Le 28 mai 2013 à 07h36

LES PLANTATIONS MICHELIN AU VIETNAM.
L’ouvrage est édité par les éditions La Galipote,
en partenariat avec l’Université Populaire du Puy-de-Dôme.
Il comporte 340 pages et coûte 20 € (24,60 € par envoi postal)
Il est disponible auprès de l’éditeur, de l’UPC, sur Internet et chez les libraires
ISBN : 978-2-915257-40-3
L’ouvrage "Les plantations Michelin au Viêt Nam : une histoire sociale", vient d’être publié par ERIC PANTHOU. Il comporte deux parties.
1) La traduction pour la première fois en français du témoignage, considéré comme un ouvrage de référence sur le Viêt Nam, d’un coolie, Tran Tu Binh, sur sa vie dans une plantation Michelin de 1927 à 1930, date à laquelle il est arrêté puis condamné à 5 ans de bagne à Poulo Condor pour avoir organiser une grève insurectionnelle sur la plantation.
2) La seconde partie est l’étude historique réalisée sur la base de deux ans de recherches dans les archives et bibliothèques. L’auteur est un spécialiste de l’histoire de Michelin dans cet outre-mer et est détenteur d’un DEA en Histoire contemporaine.
La riche bibliographie de l’ouvrage est consultable en ligne.
ericpanthou@yahoo.fr
Présentation
Dans l’histoire de la domination française en Indochine, l’exploitation de l’hévéa demeure le symbole de l’expansion économique de la région qui a fait la fortune de nombreux colons et de grandes sociétés. Parmi elles, Michelin.
Mais la culture de l’hévéa marque aussi une des périodes les plus noires du colonialisme par le traitement infligé au prolétariat indigène venu travailler là. Or, les plantations Michelin sont, aussi bien dans la presse et les rapports des autorités de l’époque que dans la mémoire du peuple vietnamien, l’un des lieux emblématiques de cette exploitation orchestrée par ceux qu’on appelait les « jauniers ».
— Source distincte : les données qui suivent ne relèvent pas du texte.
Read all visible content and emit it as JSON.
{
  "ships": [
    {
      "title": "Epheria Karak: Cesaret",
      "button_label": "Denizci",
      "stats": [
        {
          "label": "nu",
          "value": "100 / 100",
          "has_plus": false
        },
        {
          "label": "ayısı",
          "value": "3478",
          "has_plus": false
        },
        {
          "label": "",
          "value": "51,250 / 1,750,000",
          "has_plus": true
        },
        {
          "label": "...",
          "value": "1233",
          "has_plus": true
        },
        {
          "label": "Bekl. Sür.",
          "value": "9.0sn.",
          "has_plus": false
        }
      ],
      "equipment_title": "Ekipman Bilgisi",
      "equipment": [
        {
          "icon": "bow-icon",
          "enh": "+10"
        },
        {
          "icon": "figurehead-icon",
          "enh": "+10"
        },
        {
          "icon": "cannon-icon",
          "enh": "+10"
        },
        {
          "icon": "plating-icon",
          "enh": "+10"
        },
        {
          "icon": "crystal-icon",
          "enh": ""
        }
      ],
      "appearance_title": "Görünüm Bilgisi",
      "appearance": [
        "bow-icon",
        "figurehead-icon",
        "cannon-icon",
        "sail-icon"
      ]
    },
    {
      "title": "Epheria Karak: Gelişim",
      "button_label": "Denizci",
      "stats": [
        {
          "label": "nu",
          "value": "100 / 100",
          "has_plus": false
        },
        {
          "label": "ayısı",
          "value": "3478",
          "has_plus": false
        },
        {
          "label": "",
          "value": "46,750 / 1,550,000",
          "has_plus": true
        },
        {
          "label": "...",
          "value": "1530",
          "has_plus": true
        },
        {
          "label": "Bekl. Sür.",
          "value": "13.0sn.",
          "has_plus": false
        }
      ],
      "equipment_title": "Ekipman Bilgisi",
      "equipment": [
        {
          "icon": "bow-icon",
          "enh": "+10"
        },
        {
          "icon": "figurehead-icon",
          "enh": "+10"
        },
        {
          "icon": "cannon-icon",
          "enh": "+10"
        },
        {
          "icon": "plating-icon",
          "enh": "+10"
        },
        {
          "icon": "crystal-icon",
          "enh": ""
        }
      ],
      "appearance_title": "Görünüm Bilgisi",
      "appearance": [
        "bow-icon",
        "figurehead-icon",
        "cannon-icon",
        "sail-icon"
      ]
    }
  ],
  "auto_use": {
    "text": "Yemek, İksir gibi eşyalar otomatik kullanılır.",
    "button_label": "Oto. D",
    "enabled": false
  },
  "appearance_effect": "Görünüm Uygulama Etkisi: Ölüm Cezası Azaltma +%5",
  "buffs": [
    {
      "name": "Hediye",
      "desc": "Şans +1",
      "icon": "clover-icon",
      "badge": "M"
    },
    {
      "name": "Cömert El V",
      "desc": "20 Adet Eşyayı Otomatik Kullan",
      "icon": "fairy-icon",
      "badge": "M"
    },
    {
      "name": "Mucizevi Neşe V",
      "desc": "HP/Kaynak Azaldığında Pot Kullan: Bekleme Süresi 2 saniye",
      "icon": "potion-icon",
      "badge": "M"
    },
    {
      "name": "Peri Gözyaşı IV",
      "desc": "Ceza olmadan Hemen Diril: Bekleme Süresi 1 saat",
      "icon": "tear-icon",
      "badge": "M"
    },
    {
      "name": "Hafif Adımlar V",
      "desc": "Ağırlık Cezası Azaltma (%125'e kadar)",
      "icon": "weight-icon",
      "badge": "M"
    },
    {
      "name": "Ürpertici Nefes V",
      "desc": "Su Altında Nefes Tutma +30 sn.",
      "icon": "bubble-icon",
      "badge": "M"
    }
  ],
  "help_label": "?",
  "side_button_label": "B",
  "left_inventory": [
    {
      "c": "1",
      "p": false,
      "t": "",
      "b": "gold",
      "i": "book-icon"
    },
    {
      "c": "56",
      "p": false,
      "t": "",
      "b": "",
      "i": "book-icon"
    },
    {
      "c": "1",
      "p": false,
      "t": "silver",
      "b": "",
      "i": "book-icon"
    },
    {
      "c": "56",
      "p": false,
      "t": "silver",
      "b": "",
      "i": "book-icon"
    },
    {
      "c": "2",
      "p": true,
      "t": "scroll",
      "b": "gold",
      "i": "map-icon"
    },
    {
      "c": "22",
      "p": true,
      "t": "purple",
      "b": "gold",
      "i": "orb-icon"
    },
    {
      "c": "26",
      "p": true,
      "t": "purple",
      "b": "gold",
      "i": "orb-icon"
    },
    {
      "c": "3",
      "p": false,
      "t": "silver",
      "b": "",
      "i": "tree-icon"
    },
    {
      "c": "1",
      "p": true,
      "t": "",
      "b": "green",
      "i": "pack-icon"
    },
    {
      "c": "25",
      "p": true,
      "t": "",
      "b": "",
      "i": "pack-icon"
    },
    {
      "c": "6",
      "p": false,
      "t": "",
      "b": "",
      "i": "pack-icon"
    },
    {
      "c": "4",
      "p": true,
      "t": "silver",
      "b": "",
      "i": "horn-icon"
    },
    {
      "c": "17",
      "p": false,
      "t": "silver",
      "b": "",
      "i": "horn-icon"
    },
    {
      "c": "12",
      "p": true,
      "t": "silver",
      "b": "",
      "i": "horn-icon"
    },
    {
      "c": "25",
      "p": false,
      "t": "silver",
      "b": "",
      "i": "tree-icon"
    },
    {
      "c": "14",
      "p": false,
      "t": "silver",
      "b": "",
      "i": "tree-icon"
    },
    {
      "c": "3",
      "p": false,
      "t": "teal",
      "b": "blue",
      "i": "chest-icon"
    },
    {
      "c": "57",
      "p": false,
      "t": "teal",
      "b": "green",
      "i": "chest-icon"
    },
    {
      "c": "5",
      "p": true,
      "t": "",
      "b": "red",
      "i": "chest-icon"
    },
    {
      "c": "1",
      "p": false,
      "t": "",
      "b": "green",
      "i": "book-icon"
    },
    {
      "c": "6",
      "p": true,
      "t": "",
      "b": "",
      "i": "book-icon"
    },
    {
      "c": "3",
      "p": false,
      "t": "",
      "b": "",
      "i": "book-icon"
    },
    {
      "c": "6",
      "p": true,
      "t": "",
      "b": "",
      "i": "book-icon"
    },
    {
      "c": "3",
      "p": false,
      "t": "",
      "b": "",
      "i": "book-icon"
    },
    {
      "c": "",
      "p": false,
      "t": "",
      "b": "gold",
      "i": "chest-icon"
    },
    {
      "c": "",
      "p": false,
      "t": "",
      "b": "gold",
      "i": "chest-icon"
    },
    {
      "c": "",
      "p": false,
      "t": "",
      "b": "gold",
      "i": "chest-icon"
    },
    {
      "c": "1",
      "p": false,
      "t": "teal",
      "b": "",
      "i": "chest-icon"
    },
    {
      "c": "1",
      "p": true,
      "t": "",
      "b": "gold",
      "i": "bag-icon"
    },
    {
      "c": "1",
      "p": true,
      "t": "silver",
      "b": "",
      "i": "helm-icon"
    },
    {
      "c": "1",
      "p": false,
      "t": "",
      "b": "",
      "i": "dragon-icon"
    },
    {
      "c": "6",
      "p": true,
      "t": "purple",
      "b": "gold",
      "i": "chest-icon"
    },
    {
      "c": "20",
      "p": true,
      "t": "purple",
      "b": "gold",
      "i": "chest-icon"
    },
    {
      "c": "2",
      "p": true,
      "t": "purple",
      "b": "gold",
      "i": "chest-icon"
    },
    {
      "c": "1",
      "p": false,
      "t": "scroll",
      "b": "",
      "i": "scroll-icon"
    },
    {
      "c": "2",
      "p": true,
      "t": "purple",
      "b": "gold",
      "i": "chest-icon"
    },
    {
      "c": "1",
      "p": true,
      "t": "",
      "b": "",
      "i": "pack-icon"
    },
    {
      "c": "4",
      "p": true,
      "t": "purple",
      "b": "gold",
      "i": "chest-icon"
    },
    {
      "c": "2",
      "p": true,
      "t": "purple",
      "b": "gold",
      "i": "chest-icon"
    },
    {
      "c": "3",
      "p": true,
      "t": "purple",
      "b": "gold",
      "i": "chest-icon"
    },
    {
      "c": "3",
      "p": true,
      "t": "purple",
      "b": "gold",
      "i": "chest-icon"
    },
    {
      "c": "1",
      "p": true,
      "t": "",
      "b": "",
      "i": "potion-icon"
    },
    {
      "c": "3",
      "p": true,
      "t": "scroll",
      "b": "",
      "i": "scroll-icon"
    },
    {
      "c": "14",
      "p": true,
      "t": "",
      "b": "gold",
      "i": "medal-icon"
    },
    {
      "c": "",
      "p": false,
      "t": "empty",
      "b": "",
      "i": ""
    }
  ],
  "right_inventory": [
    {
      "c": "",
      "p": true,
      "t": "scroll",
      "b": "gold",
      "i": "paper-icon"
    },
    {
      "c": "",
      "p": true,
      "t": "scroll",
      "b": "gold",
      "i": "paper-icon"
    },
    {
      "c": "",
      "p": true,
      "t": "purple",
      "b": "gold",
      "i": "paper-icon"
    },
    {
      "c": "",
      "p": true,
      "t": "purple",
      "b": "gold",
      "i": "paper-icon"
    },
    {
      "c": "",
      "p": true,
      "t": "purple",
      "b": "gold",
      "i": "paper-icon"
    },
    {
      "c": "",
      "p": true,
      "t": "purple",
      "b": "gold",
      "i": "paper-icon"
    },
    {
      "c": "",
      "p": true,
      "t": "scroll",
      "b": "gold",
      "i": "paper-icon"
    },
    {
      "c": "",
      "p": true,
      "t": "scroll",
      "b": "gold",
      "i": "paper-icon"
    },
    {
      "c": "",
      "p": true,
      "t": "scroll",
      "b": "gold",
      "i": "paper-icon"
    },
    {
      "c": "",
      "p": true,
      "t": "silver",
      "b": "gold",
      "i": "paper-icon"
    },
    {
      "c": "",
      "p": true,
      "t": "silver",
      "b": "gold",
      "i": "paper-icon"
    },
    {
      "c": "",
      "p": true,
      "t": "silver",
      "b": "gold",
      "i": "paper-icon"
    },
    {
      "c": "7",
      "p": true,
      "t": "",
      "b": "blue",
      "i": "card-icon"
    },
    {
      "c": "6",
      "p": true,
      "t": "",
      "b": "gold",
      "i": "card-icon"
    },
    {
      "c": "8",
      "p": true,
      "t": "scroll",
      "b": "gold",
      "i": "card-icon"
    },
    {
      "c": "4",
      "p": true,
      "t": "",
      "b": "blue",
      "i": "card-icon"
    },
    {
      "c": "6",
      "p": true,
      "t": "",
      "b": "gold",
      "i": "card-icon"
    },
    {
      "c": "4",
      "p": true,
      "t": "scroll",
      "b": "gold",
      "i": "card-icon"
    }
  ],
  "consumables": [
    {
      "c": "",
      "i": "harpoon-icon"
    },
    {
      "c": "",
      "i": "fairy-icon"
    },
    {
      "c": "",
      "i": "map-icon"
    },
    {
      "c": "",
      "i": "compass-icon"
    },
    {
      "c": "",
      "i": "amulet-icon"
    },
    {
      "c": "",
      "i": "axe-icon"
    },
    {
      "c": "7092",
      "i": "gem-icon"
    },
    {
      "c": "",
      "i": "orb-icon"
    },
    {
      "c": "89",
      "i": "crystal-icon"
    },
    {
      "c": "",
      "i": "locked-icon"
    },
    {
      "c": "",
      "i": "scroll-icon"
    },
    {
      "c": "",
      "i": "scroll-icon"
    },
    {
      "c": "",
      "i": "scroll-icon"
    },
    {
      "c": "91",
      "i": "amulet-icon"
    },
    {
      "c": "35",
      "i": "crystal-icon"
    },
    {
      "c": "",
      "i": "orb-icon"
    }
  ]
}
Premier ouvrage en français traitant d’un sujet constituant encore un enjeu mémoriel, Les plantations Michelin au Viêt-nam se présente en deux parties distinctes : la traduction du témoignage célèbre d’un coolie ayant travaillé sur une plantation Michelin jusqu’à 1930, puis une rigoureuse étude historique. C’est à une nouvelle approche de la politique sociale de Michelin, en contexte colonial, à laquelle cette étude vous invite.
« Un livre passionnant » déclarent les premiers lecteurs parmi les 350 souscripteurs (voir plus loin). La curiosité et l’intérêt suscité par l’ouvrage chez les libraires depuis sa diffusion début avril sont également un vif encouragement. Cet ouvrage s’adresse à la fois à ceux s’intéressant à l’une des plus secrètes et plus importantes multinationales françaises, mais aussi à ceux qui sont attirés par l’histoire coloniale ou celle du Viêt Nam.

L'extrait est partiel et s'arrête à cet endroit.